Restorasyon halka açık
Konuşmasında ’yüklenici firmanın özenli çalışmadığı ve kitabeleri sökerken zarar verdiği’ şeklinde çıkan iddiaların gerçeği yansıtmadığını söyleyen Tosun, ”Restorasyon bölümünde de bina içerisinde yaptığımız kazılarda 5 metreye yakın duvar tiplerinde kazılar gerçekleştiriyoruz. Bu kazılarda da binanın statik hesapları ve güçlendirilmelerini hangi dönemde nasıl kullanıldığını, deniz seviyesinden ne kadar dolgu alanı oluşturulduğunu, iş şeklinin nasıl olduğunu bu konularla ilgili de bilimsel çalışmalar devam etmektedir. Projemiz Kültür ve Turizm Bakanlığımızın denetiminde hem anıtlar kurulu hem Avrupa Birliği delegasyonu, Avrupa Birliği İşleri Başkanlığı, Bakanlığımız Kültür Ofisi, İl Müdürlüğümüz ile koordineli bir şekilde çalışıyoruz. Her ay da pandemi sebebiyle telekonferans sistemiyle yapılan iş ve işlemler hakkında ve müdahalede bulunmuyoruz ve yapılan iş ve işlemlerin tamamı kontrol dahilinde yapılıyor. Müteahhit hiçbir taşı firmasının izni olmadan sökemez, hiçbir iş ve işlem yapamaz. Piyasadaki konuşmalar hepsi farazidir. Çalışmalarımızı tamamen projeyi halka açık toplantılarla oluşturduk. 30’a yakın Sinop’ta muhtarlarından sivil toplum kuruluşlarının da katıldığı toplantılar gerçekleştirdik.
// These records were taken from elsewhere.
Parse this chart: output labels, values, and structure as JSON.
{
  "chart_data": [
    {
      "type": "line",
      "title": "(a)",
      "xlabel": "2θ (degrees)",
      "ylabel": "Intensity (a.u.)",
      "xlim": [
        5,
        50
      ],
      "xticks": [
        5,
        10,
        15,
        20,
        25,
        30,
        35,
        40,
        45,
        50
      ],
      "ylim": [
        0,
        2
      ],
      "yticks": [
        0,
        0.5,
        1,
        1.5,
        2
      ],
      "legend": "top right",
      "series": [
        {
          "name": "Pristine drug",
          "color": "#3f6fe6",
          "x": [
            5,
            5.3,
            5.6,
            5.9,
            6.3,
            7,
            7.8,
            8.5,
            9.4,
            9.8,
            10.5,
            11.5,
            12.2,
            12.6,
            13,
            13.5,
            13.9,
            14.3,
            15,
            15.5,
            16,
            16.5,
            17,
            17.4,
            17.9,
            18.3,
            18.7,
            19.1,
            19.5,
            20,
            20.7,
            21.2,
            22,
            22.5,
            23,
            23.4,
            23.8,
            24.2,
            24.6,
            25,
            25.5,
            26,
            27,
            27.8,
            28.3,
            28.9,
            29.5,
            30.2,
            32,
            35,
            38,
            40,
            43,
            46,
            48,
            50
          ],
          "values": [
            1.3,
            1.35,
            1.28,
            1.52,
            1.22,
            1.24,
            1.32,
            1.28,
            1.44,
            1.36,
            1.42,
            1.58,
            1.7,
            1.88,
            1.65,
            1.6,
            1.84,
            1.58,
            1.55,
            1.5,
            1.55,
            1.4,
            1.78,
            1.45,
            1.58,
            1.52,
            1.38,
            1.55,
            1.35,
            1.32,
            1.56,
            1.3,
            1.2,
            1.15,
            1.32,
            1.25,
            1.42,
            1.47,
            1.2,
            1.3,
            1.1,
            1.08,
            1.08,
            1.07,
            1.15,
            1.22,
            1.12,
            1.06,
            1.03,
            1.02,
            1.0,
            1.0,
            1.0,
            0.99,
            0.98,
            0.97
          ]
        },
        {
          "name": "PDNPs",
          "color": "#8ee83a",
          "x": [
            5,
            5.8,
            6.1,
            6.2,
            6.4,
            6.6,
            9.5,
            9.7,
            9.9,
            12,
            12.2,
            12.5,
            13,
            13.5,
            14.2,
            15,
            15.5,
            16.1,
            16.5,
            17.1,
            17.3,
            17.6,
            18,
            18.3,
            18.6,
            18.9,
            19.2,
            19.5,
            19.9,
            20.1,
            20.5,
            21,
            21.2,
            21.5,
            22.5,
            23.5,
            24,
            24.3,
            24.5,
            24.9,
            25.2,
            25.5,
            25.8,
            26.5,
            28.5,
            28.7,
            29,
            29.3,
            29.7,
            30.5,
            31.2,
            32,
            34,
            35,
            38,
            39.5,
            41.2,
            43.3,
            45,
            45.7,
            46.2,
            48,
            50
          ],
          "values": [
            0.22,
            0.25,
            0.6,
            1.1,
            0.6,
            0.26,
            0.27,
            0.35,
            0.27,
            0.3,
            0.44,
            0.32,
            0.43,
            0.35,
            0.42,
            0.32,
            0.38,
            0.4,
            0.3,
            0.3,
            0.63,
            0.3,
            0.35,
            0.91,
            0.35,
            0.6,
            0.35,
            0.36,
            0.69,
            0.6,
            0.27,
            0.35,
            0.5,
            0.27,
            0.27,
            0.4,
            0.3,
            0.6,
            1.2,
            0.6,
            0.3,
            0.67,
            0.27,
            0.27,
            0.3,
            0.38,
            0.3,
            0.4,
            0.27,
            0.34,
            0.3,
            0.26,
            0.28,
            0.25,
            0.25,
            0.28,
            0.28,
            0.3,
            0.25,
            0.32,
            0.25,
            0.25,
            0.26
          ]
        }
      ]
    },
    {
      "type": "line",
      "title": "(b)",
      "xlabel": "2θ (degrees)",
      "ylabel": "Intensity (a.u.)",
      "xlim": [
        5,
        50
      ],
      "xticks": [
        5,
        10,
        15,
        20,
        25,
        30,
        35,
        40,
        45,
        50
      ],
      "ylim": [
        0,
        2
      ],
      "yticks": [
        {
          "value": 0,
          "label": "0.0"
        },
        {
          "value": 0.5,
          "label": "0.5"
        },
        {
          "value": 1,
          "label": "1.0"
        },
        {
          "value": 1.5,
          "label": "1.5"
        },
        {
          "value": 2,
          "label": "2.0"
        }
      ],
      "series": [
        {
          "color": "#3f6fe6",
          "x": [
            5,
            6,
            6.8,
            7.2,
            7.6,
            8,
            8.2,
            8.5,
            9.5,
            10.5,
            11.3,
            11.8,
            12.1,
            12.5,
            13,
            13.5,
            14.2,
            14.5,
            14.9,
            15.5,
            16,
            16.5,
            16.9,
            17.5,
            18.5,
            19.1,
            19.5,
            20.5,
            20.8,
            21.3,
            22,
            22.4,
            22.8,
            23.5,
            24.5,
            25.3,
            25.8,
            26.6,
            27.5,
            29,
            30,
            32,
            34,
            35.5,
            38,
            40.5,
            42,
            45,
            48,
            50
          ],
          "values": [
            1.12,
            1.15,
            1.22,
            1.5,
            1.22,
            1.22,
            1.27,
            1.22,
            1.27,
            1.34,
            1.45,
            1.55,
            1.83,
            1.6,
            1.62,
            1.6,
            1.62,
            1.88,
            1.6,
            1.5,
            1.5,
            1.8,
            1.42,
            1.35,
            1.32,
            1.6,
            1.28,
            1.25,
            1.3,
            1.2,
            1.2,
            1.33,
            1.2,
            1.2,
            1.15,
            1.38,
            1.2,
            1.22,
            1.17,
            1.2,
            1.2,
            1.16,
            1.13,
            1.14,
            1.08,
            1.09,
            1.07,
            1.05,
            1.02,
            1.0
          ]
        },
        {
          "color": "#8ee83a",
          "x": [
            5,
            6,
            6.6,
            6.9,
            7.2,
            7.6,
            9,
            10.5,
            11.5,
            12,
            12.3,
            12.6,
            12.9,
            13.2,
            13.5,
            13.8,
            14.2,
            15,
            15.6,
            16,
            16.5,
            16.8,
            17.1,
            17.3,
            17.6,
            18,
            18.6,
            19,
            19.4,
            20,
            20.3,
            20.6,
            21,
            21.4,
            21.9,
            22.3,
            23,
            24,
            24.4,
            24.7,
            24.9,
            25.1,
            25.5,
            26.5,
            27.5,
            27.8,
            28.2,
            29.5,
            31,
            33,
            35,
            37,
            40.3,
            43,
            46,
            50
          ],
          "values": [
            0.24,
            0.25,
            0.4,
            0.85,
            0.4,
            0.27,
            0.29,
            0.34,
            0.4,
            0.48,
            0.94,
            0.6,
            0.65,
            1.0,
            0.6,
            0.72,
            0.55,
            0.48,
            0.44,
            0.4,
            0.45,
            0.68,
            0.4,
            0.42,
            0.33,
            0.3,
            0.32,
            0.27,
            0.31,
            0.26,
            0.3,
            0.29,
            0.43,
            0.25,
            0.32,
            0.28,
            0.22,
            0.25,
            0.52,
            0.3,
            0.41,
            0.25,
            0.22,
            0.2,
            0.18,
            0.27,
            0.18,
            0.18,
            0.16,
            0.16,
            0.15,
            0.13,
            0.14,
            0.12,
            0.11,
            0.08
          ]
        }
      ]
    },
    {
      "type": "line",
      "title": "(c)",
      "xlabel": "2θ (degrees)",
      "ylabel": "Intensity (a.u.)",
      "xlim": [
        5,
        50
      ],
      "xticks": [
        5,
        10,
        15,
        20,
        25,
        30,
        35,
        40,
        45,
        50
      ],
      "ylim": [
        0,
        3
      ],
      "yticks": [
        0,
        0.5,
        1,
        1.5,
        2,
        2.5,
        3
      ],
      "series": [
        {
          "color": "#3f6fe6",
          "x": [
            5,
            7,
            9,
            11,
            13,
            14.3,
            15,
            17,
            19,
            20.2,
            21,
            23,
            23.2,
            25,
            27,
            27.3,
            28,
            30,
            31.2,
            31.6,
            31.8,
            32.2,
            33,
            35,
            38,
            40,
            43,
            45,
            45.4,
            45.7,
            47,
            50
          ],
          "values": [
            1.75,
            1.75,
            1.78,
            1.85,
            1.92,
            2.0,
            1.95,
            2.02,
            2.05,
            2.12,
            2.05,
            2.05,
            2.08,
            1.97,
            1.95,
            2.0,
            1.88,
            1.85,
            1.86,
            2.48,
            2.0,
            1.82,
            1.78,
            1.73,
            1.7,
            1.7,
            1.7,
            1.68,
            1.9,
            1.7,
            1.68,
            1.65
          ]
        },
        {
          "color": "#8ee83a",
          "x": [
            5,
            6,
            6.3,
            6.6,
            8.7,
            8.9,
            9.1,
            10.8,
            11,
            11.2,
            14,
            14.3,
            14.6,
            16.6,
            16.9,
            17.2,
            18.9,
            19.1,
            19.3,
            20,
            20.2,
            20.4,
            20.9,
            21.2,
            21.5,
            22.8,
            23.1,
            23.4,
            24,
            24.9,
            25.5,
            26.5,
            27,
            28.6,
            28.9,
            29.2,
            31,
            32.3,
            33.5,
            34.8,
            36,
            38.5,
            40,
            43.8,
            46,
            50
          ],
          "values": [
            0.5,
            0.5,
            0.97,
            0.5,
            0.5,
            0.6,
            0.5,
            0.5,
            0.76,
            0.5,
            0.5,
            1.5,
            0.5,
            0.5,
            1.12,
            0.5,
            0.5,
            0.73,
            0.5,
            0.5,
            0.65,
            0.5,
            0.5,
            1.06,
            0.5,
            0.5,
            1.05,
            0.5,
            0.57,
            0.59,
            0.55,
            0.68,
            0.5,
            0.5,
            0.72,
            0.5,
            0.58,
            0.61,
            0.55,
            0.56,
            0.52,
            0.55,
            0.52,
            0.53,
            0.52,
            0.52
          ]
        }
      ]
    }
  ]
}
Sinop’ta hiç kimse diyemez ki bu projeden benim haberim yoktur. İstanbul’daki Sinoplularla, Kanada’da büyük toplantı gerçekleştirdik. Bu toplantımızda Paris Belediyesi, Lizbon Belediyesi, İtalya Belediyesi yine büyükelçilikler yani Avrupa Birliği bu projeyi çok yakından takip ediyor. Neden ediyor? Bu proje bir model projedir. Bu proje ilk defa Sinop’ta Türkiye’de uygulanıyor. Eğer biz burada başarılı olursak, bu projenin diğer modelleri de diğer illerde de uygulanacaktır. Diğer illerin Van’ın, Gaziantep’in müracaatları da bizim projeye eşdeğer. Sinop projesinin model olarak bitmesinden sonra talepler değerlendirilecektir. Dolayısıyla biz hem Türkiye hem de Avrupa Birliği’ne bu proje ile beraber bir model projede oluşturmaya çalışıyoruz. Bundan sonra yapacağımız toplantılarda halkı da çağıracağız. Gayet şeffaf bir şekilde çalışıyoruz. Çünkü sadece Sinoplular değil bütün Türkiye’ye açığız. Çünkü cezaevini halka kapatmadık. Herkes Türkiye’nin her yerinde insanlar geliyor, geziyor bizzat restorasyon çalışmalarını görüyor" diye konuştu.